For Riera –director of the Fundació Romea and co-director of the cultural publication Hänsel i Gretel–, “there is a different psychological order that is affecting many people who are looking for how to relate to the future and begin to understand the past from a different perspective, and from Hence, building a new vision of the cosmos of the person and also of the relations of the State with these people”. Thus, for example, "many of the people who have decided not to cast their vote do not do so because they have lost interest in politics, but on the contrary: they are so highly politicized that they consider that today politics is no longer done at the polls but outside." ”.

It is an essay that constantly oscillates between literalness and metaphor, which speaks of returning to the forest as a natural environment, but also as a distance from the system, in "a crisis of identification with the role of the State": "There has been a subtle displacement since the financial crisis of 2008, in which the State's relationship with us was based on the citizen's currency, a relationship that has shifted to people, and that implies a great burden of subjectivity on reality”.

Thus, he speaks of a series of “moral rights”, not only to breathe –either demanding clean air as tranquility– or the moral right of the Earth, but also the demand of many young people to disassociate themselves from adults: “They think that they have to be in control of their lives because adults are not capable of carrying out their life project.

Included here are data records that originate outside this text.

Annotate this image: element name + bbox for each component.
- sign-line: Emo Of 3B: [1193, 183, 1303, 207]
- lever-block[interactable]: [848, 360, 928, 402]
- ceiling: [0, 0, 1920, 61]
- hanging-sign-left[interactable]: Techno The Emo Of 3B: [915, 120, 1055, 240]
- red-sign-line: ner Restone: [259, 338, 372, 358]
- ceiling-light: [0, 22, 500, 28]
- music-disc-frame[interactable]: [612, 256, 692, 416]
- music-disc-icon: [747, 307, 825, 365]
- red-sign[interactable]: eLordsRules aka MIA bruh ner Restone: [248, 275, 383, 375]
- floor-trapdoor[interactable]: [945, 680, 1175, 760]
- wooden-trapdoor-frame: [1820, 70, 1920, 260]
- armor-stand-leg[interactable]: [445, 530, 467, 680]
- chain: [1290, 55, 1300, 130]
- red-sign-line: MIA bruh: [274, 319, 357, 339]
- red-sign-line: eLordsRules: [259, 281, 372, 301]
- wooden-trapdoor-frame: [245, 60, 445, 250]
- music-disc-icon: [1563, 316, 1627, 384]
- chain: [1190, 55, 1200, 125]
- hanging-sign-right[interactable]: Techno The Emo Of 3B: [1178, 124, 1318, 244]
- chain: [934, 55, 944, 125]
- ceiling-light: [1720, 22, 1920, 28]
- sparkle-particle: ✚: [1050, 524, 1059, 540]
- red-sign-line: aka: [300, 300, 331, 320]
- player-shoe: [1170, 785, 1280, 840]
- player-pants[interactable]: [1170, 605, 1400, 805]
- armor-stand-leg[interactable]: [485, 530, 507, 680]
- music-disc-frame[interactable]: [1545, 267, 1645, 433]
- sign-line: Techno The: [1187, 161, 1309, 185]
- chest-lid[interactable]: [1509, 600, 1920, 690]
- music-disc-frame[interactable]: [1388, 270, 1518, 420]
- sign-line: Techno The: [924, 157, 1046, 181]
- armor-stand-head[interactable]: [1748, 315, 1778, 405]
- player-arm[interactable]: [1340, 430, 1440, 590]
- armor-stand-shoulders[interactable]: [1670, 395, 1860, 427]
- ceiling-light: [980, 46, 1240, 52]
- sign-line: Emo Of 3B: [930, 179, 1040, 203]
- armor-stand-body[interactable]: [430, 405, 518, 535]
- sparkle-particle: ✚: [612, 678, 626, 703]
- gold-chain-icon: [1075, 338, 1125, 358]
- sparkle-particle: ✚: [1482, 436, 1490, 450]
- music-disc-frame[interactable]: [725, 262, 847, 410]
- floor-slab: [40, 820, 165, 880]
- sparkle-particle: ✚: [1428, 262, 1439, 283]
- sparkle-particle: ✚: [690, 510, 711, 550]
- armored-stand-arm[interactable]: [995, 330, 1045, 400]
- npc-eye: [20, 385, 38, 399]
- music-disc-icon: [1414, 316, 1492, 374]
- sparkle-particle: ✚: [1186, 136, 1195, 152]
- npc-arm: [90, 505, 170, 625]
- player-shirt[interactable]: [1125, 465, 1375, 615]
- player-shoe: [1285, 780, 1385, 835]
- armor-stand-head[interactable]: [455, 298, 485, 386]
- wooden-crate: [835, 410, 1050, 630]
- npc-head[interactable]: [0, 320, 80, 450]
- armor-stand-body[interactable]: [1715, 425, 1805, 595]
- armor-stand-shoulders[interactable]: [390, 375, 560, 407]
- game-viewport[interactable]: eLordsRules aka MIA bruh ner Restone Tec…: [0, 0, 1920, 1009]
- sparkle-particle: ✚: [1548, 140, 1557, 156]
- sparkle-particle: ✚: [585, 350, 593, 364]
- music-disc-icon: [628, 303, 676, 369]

The management of climate change is parallel: young people see that adults are not even capable of agreeing on how to lead this fight, because much has been said but nothing has been done”.

And it is that the forest, which had represented danger, is now a protective refuge, and even makes a parallel with The Lord of the Rings or the universe of Star Wars: it is among the splendid nature where the good guys are. A touch of attention.